Paylaş
Bu öğretmenlerin 829 bin 77’si resmi okullarda, 90 bin 316’sı ise kolejlerde görev yapıyor. 24 Kasım’da ‘Öğretmenler Günü’ kutlanacak. Türkiye’de öğretmen olmak hem kolay, hem de zor. Kolay, çünkü pek yüksek sayılmayan bir puanla eğitim fakültesi ya da fen edebiyat fakültelerinden mezun olup pedagojik formasyon alınca KPSS’de de puanı tutturunca bir devlet okuluna atanıp, devlet güvencesinde çalışabiliyorsunuz. Ayrıca ek bir ölçüt yok. Öğretmen eğitim programları YÖK tarafından hazırlanıyor. İşin tek zor yanı devlet tarafından branşınızda öğretmen alınmasını beklemek, istemediğiniz bir bölgeye atanıp, düşük maaşla çalışmayı göze almak.
Ülkemizdeki öğretmenlere Milli Eğitim Bakanlığı tarafından her ne kadar her öğretim dönemi öncesi eğitim verildiği iddia edilse de bu konuda pek gerçekçi eğitim aldıkları söylenemez. Oysa, her meslekte olduğu gibi bir nesli değiştirebilecek güce sahip olan bu meslek grubunun, çağın teknoloji ve donanıma uygun olarak önce kendilerini değiştirip, geliştirmesi gerekiyor. Çoğunlukla da geçim sıkıntısı içinde kendilerini geliştirmek maalesef arka planda kalıyor. Fen edebiyat ve eğitim fakültesi mezunları da daha garantili gördükleri devlette iş bulabilmek için atanamayan öğretmenler olarak yıllarca devlet kapısında bekliyorlar.Peki dünyada öğretmen olmanın yolu nerelerden geçiyor? Dünyada öğretmen yetiştirmede ve alımında farklı yöntemler var. Bazı ülkeler lisans, bazıları yüksek lisans düzeyinde eğitim alıyor. Bazı ülkelerde üniversiteler kendi sınavlarını yapıyor. Öğretmenlik başvurularında her ülke farklı yöntem uyguluyor.

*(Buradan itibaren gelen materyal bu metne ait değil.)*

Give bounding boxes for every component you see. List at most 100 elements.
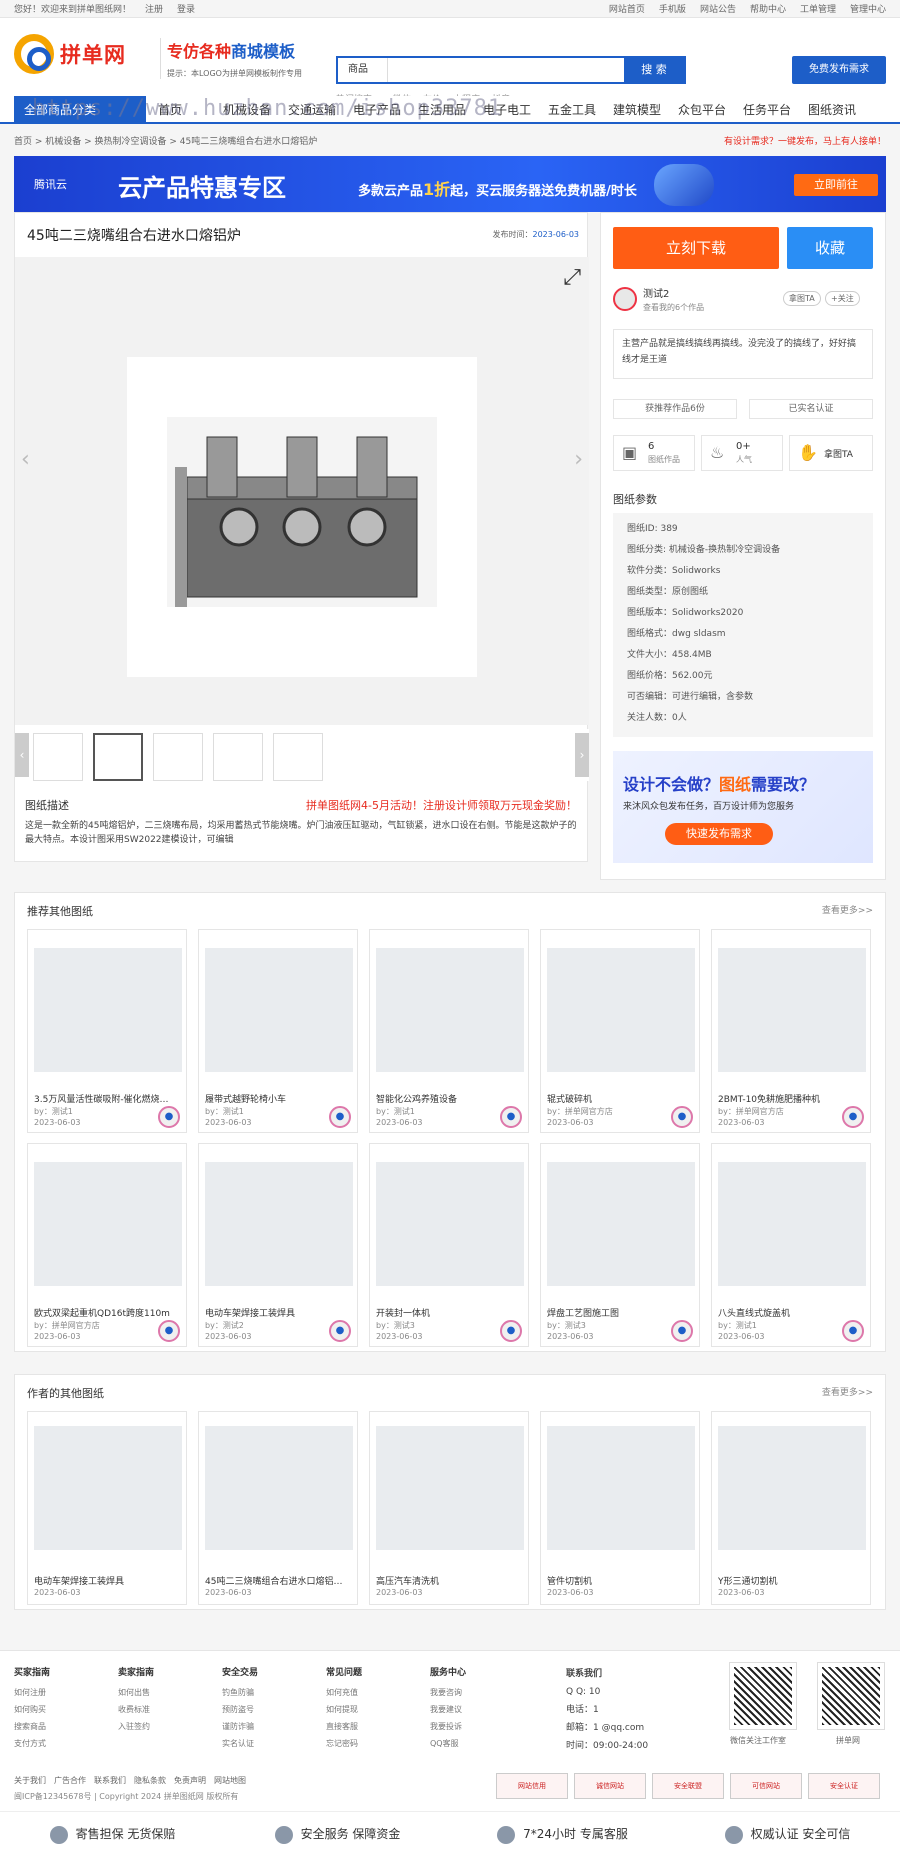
register-link[interactable]: 注册 <box>145 2 163 15</box>
cert-badge[interactable]: 安全认证 <box>808 1773 880 1799</box>
footer-column-link[interactable]: 钓鱼防骗 <box>222 1684 322 1701</box>
download-button[interactable]: 立刻下载 <box>613 227 779 269</box>
stat-ask[interactable]: ✋ 拿图TA <box>789 435 873 471</box>
top-link-notice[interactable]: 网站公告 <box>700 2 736 15</box>
footer-column-link[interactable]: 直接客服 <box>326 1718 426 1735</box>
footer-column-link[interactable]: 入驻签约 <box>118 1718 218 1735</box>
footer-column-link[interactable]: 如何提现 <box>326 1701 426 1718</box>
recommend-card[interactable]: 2BMT-10免耕施肥播种机 by：拼单网官方店 2023-06-03 ● <box>711 929 871 1133</box>
footer-column-link[interactable]: QQ客服 <box>430 1735 530 1752</box>
quick-publish-button[interactable]: 快速发布需求 <box>665 823 773 845</box>
thumbnail[interactable] <box>93 733 143 781</box>
footer-link[interactable]: 隐私条款 <box>134 1775 166 1786</box>
card-image[interactable] <box>547 1162 695 1286</box>
recommend-card[interactable]: 开装封一体机 by：测试3 2023-06-03 ● <box>369 1143 529 1347</box>
card-title[interactable]: 焊盘工艺图施工图 <box>547 1306 695 1319</box>
nav-item-task[interactable]: 任务平台 <box>743 96 808 124</box>
card-title[interactable]: 电动车架焊接工装焊具 <box>34 1574 182 1587</box>
recommend-card[interactable]: 辊式破碎机 by：拼单网官方店 2023-06-03 ● <box>540 929 700 1133</box>
nav-item-news[interactable]: 图纸资讯 <box>808 96 873 124</box>
footer-column-link[interactable]: 忘记密码 <box>326 1735 426 1752</box>
card-image[interactable] <box>547 1426 695 1550</box>
search-button[interactable]: 搜 索 <box>624 58 684 82</box>
recommend-card[interactable]: 八头直线式旋盖机 by：测试1 2023-06-03 ● <box>711 1143 871 1347</box>
manage-center-link[interactable]: 管理中心 <box>850 2 886 15</box>
card-image[interactable] <box>34 948 182 1072</box>
footer-column-link[interactable]: 谨防诈骗 <box>222 1718 322 1735</box>
card-title[interactable]: 45吨二三烧嘴组合右进水口熔铝… <box>205 1574 353 1587</box>
cert-badge[interactable]: 诚信网站 <box>574 1773 646 1799</box>
ask-button[interactable]: 拿图TA <box>783 291 821 306</box>
search-category-select[interactable]: 商品 <box>338 58 388 82</box>
recommend-card[interactable]: 履带式越野轮椅小车 by：测试1 2023-06-03 ● <box>198 929 358 1133</box>
footer-link[interactable]: 联系我们 <box>94 1775 126 1786</box>
card-title[interactable]: 电动车架焊接工装焊具 <box>205 1306 353 1319</box>
card-title[interactable]: 3.5万风量活性碳吸附-催化燃烧… <box>34 1092 182 1105</box>
next-image-icon[interactable]: › <box>574 447 583 472</box>
nav-item-crowdsource[interactable]: 众包平台 <box>678 96 743 124</box>
card-title[interactable]: 履带式越野轮椅小车 <box>205 1092 353 1105</box>
card-image[interactable] <box>205 948 353 1072</box>
recommend-card[interactable]: 智能化公鸡养殖设备 by：测试1 2023-06-03 ● <box>369 929 529 1133</box>
author-info[interactable]: 测试2 查看我的6个作品 <box>613 285 704 313</box>
footer-column-link[interactable]: 如何购买 <box>14 1701 114 1718</box>
top-link-ticket[interactable]: 工单管理 <box>800 2 836 15</box>
follow-button[interactable]: +关注 <box>825 291 860 306</box>
card-title[interactable]: 智能化公鸡养殖设备 <box>376 1092 524 1105</box>
top-link-help[interactable]: 帮助中心 <box>750 2 786 15</box>
crowdsource-ad[interactable]: 设计不会做？图纸需要改？ 来沐风众包发布任务，百万设计师为您服务 快速发布需求 <box>613 751 873 863</box>
card-image[interactable] <box>718 1162 866 1286</box>
footer-column-link[interactable]: 我要咨询 <box>430 1684 530 1701</box>
card-image[interactable] <box>376 1162 524 1286</box>
footer-column-link[interactable]: 支付方式 <box>14 1735 114 1752</box>
top-link-home[interactable]: 网站首页 <box>609 2 645 15</box>
breadcrumb[interactable]: 首页 > 机械设备 > 换热制冷空调设备 > 45吨二三烧嘴组合右进水口熔铝炉 <box>14 134 317 147</box>
publish-demand-button[interactable]: 免费发布需求 <box>792 56 886 84</box>
card-image[interactable] <box>34 1162 182 1286</box>
footer-link[interactable]: 关于我们 <box>14 1775 46 1786</box>
footer-link[interactable]: 免责声明 <box>174 1775 206 1786</box>
author-works-link[interactable]: 查看我的6个作品 <box>643 302 704 313</box>
recommend-card[interactable]: 欧式双梁起重机QD16t跨度110m by：拼单网官方店 2023-06-03 ● <box>27 1143 187 1347</box>
author-work-card[interactable]: Y形三通切割机 2023-06-03 <box>711 1411 871 1605</box>
recommend-card[interactable]: 焊盘工艺图施工图 by：测试3 2023-06-03 ● <box>540 1143 700 1347</box>
card-image[interactable] <box>34 1426 182 1550</box>
top-link-mobile[interactable]: 手机版 <box>659 2 686 15</box>
card-image[interactable] <box>718 948 866 1072</box>
footer-column-link[interactable]: 如何出售 <box>118 1684 218 1701</box>
site-logo[interactable]: 拼单网 <box>14 34 126 74</box>
cert-badge[interactable]: 网站信用 <box>496 1773 568 1799</box>
recommend-more-link[interactable]: 查看更多>> <box>822 903 873 916</box>
card-title[interactable]: Y形三通切割机 <box>718 1574 866 1587</box>
footer-column-link[interactable]: 搜索商品 <box>14 1718 114 1735</box>
footer-column-link[interactable]: 如何注册 <box>14 1684 114 1701</box>
card-title[interactable]: 八头直线式旋盖机 <box>718 1306 866 1319</box>
avatar[interactable] <box>613 287 637 311</box>
footer-column-link[interactable]: 我要投诉 <box>430 1718 530 1735</box>
author-works-more-link[interactable]: 查看更多>> <box>822 1385 873 1398</box>
footer-column-link[interactable]: 我要建议 <box>430 1701 530 1718</box>
thumb-next-icon[interactable]: › <box>575 733 589 777</box>
author-work-card[interactable]: 45吨二三烧嘴组合右进水口熔铝… 2023-06-03 <box>198 1411 358 1605</box>
author-work-card[interactable]: 高压汽车清洗机 2023-06-03 <box>369 1411 529 1605</box>
card-image[interactable] <box>205 1426 353 1550</box>
prev-image-icon[interactable]: ‹ <box>21 447 30 472</box>
card-title[interactable]: 管件切割机 <box>547 1574 695 1587</box>
card-title[interactable]: 辊式破碎机 <box>547 1092 695 1105</box>
recommend-card[interactable]: 3.5万风量活性碳吸附-催化燃烧… by：测试1 2023-06-03 ● <box>27 929 187 1133</box>
fullscreen-icon[interactable]: ⤢ <box>563 265 581 290</box>
card-image[interactable] <box>376 948 524 1072</box>
nav-item-tools[interactable]: 五金工具 <box>548 96 613 124</box>
card-image[interactable] <box>547 948 695 1072</box>
activity-link[interactable]: 拼单图纸网4-5月活动！注册设计师领取万元现金奖励！ <box>306 797 577 813</box>
footer-column-link[interactable]: 如何充值 <box>326 1684 426 1701</box>
footer-column-link[interactable]: 预防盗号 <box>222 1701 322 1718</box>
nav-item-building[interactable]: 建筑模型 <box>613 96 678 124</box>
footer-column-link[interactable]: 实名认证 <box>222 1735 322 1752</box>
thumbnail[interactable] <box>33 733 83 781</box>
search-input[interactable] <box>388 58 624 82</box>
footer-link[interactable]: 广告合作 <box>54 1775 86 1786</box>
login-link[interactable]: 登录 <box>177 2 195 15</box>
cert-badge[interactable]: 可信网站 <box>730 1773 802 1799</box>
card-image[interactable] <box>376 1426 524 1550</box>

Örneğin Amerika’da her eyaletin öğretmen eğitimi farklı olmakla birlikte üniversitelerin kabul şartları da farklılık gösteriyor. Atama için her eyaletin açtığı giriş sınavını kazanmak şart. Öğretmenlerden parmak izi istendiğini de hatırlatmakta yarar var. Eğitim araştırmalarında ön sıralarda yer alan ve başarısının sırrı araştırılan Finlandiya’da listenin üst sıralarında yer almanın en önemli nedeninin öğretmenler olduğu sık sık vurgulanıyor. Bu ülkede en prestijli mesleklerin başında öğretmenlik gelirken, daha eğitim hayatının başında sıkı eleme göze çarpıyor. Eğitim fakültesine başvuran her 10 kişiden biri bu programlara kabul ediliyor. Eğitim fakültelerine öğrenci kabul edilirken lise bitirmelerinde başarı şartının dışında yazılı giriş sınavı ve mülakata girmek gerekiyor. Finlandiya’da öğretmenlerin yüksek lisans derecesine sahip olmaları zorunlu, doktora derecesi almaları da hedefleniyor. Yani öğretmenler bir yandan eğitim verirken, diğer yandan da kendilerini eğitmeleri gerekiyor.
Japonya’ da ulusal sınavlar dışında iki yıllık sertifikalı eğitim şartı aranıyor. Lise öğretmenliği için yüksek lisans derecesi isteniyor. Almanya’da atanabilmek için farklı zamanlarda iki aşamalı bir sınav yapılıyor. İngiltere ise adaylara, öğretmenliğe uygunluğunu belirlemek amacıyla programa başlamadan önce mesleki beceriler testi de uyguluyor. Nitelikli öğretmen statüsüne sahip olabilmek için adayların özel bir eğitimden geçmeleri ve ardından bir standart sınavı vermeleri gerekiyor.Ez cümle, bu örnekleri görünce ülkemizde de nitelikli öğretmen yetiştirmek için baştan itibaren eleme yapılmalı, ihtiyaca göre öğretmen yetiştirilmeli ve en önemlisi yaşam boyu öğretmen sürekli kendini yenilemeli, eğitim almalı. Nesiller geliştikçe, teknoloji de, meslekler de değiştikçe öğretmenler de buna ayak uydurmalı. Tabii bütün bunların karşılığında da tıpkı Finlandiya’da olduğu gibi hem iyi bir maaş almalı, hem de hak ettiği prestij sağlanmalı. Bir nesle şekil veren ve dünyanın en zor işini yapan öğretmenlerimizin şimdiden günü kutlu olsun.